LeRoy W. Homer Jr. (1965-2001)

Air Force Cadet LeRoy Homer Jr.

LeRoy Homer Jr., co-pilot of United Airlines Flight #93, was born on August 27, 1965 in Long Island, New York.  Homer and his three sisters were raised on Long Island by their German mother, Ilse, and their African-American father who died from a stroke when Homer was twelve.  Homer’s interest in airplanes started at an early age and he began taking flying lessons when he was fifteen.  He joined the Air Force and after graduating from the Air Force Academy in Colorado Springs, Colorado, he served as a pilot in both the Desert Shield and Desert Storm military operations in the Middle East and later flew aircraft in humanitarian operations in Somalia.  Homer served seven years on active duty in the Air Force, eventually becoming a Captain before switching into the reserves, where he rose to the rank of Major.

In 1995, Homer joined United Airlines as a pilot.  That same year, he met his future wife, Melodie Thorpe.  The two were married on May 24, 1998.  Homer and his wife spent the first two years of their marriage travelling the world as he worked for United Airlines, until they were ready to start a family.  In October of 2000 Homer and his wife had a daughter, Laurel.

Homer’s life was tragically cut short at the age of 36 when his hijacked plane crashed.  On September 11, 2001 Homer was co-piloting United Airlines Flight #93 from Newark, New Jersey to San Francisco, California when four terrorists hidden among the 37 passengers hijacked the plane. It is believed that this particular plane was headed for the United States Capitol, but the plane’s difficult auto-pilot system prevented that. Homer and Captain Jason Dahl were overpowered when the terrorists rushed the plane’s cockpit but it is believed they were not immediately killed as the flight recorder indicated that the terrorists gave orders to groaning men who were on the floor. It is unknown if they died before or during the crash of Flight 93.

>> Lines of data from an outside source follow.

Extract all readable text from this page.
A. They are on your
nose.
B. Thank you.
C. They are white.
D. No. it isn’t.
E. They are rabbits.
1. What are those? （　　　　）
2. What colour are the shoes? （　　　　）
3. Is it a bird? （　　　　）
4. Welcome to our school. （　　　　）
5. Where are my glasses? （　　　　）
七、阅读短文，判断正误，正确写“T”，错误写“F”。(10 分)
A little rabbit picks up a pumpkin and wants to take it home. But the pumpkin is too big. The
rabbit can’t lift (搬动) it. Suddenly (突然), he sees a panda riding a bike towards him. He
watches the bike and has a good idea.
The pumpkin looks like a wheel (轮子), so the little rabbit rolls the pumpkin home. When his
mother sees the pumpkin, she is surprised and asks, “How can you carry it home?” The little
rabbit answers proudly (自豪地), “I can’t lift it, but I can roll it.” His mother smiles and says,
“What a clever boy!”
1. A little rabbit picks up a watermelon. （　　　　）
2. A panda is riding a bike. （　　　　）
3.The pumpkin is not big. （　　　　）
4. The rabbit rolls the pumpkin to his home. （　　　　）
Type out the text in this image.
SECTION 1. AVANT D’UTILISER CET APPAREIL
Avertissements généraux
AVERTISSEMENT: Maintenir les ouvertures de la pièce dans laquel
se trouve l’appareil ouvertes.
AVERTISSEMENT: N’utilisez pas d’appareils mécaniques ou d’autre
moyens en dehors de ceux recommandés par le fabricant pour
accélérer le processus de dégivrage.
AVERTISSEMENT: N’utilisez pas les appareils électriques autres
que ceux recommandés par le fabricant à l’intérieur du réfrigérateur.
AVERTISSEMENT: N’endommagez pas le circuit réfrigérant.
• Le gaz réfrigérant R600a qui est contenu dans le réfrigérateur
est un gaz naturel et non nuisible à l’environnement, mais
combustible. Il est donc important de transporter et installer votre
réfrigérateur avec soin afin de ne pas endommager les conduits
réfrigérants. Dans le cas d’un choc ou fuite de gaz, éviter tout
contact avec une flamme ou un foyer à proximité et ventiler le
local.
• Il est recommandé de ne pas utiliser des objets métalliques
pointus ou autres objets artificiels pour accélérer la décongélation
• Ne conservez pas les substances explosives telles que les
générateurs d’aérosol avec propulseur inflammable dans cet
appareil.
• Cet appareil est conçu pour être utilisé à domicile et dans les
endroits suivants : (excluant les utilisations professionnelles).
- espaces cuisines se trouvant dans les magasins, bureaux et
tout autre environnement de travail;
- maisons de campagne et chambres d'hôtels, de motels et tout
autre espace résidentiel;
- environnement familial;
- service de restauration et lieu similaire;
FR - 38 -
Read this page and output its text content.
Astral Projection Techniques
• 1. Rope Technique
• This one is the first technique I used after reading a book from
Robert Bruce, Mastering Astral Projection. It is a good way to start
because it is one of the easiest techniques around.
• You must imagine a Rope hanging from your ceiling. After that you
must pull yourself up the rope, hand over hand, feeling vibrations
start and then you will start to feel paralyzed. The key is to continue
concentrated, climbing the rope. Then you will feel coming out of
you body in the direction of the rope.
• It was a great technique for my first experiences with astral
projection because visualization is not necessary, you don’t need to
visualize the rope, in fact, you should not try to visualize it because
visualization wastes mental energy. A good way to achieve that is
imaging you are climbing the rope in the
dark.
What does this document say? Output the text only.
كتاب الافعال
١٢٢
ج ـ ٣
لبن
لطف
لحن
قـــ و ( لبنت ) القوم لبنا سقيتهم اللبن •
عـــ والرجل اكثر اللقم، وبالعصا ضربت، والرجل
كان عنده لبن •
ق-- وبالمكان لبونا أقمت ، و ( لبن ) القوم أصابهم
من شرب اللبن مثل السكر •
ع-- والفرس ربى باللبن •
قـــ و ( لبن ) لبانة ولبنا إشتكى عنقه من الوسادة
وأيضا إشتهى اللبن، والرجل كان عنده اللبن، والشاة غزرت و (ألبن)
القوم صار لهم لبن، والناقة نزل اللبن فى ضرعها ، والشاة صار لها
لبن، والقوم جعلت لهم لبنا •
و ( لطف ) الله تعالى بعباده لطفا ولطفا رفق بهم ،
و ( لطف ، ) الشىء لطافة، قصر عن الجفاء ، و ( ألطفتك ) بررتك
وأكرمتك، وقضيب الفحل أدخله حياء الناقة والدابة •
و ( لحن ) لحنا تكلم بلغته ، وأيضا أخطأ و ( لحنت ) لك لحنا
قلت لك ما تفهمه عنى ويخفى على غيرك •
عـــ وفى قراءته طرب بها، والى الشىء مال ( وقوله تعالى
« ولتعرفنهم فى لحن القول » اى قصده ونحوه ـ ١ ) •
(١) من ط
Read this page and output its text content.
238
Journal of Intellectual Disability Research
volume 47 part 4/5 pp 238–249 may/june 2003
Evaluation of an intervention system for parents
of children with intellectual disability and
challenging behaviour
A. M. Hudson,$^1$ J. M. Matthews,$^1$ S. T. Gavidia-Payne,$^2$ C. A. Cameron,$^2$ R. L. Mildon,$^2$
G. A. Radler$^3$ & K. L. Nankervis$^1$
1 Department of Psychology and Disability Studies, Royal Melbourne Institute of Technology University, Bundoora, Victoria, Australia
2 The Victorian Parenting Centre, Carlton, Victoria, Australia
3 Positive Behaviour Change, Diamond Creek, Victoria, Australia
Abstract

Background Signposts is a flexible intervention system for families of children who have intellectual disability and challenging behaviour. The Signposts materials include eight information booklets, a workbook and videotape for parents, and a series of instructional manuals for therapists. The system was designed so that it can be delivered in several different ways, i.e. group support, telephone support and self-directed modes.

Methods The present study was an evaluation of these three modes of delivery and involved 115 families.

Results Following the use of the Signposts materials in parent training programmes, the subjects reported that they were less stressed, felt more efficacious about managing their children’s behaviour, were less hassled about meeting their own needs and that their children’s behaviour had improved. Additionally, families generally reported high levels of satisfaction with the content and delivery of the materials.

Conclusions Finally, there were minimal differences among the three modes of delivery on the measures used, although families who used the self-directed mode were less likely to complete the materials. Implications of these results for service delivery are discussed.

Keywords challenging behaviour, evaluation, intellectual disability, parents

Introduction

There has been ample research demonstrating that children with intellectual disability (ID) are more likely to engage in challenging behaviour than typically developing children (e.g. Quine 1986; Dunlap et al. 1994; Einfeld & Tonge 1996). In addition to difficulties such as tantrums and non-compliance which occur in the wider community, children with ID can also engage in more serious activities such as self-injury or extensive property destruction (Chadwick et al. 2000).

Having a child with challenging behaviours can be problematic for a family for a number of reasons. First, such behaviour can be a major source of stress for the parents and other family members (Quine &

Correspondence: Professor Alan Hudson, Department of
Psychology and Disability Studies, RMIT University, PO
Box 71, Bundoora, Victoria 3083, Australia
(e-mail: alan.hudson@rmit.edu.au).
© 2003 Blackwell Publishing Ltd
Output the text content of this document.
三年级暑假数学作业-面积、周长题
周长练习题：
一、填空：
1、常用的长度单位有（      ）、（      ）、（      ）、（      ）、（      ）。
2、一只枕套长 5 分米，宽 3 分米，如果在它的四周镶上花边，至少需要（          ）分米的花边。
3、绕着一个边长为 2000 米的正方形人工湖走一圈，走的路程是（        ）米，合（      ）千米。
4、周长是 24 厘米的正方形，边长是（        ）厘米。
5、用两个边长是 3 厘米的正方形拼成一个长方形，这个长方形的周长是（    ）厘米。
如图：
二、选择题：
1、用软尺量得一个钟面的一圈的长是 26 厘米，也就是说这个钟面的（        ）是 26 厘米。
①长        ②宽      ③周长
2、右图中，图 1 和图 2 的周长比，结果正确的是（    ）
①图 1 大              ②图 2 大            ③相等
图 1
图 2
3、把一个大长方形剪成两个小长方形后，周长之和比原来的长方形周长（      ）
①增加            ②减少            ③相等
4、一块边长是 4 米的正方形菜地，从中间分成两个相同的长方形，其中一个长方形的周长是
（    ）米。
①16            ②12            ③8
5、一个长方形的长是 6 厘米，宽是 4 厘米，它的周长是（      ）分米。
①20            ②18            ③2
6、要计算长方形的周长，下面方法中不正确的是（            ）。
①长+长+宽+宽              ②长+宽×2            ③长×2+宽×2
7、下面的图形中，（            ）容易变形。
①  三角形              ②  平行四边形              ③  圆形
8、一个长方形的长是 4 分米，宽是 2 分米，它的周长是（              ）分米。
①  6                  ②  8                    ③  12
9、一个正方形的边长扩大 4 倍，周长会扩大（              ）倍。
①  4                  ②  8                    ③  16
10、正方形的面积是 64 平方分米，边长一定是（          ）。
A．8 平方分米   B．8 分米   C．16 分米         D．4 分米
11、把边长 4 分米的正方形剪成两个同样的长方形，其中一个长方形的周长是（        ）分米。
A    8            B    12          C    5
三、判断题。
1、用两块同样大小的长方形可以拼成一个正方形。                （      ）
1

What is known is that members of the crew and passengers attempted to rush the cockpit to regain control of the plane. Their actions prevented the jet liner from reaching its intended target in Washington, D.C.  Flight 93 crashed into a field near Shanksville, Pennsylvania killing all the remaining people on board. LeRoy Homer’s widow, Melodie, created the LeRoy Homer Foundation in 2002, which provides financial support for young people seeking a profession in aviation.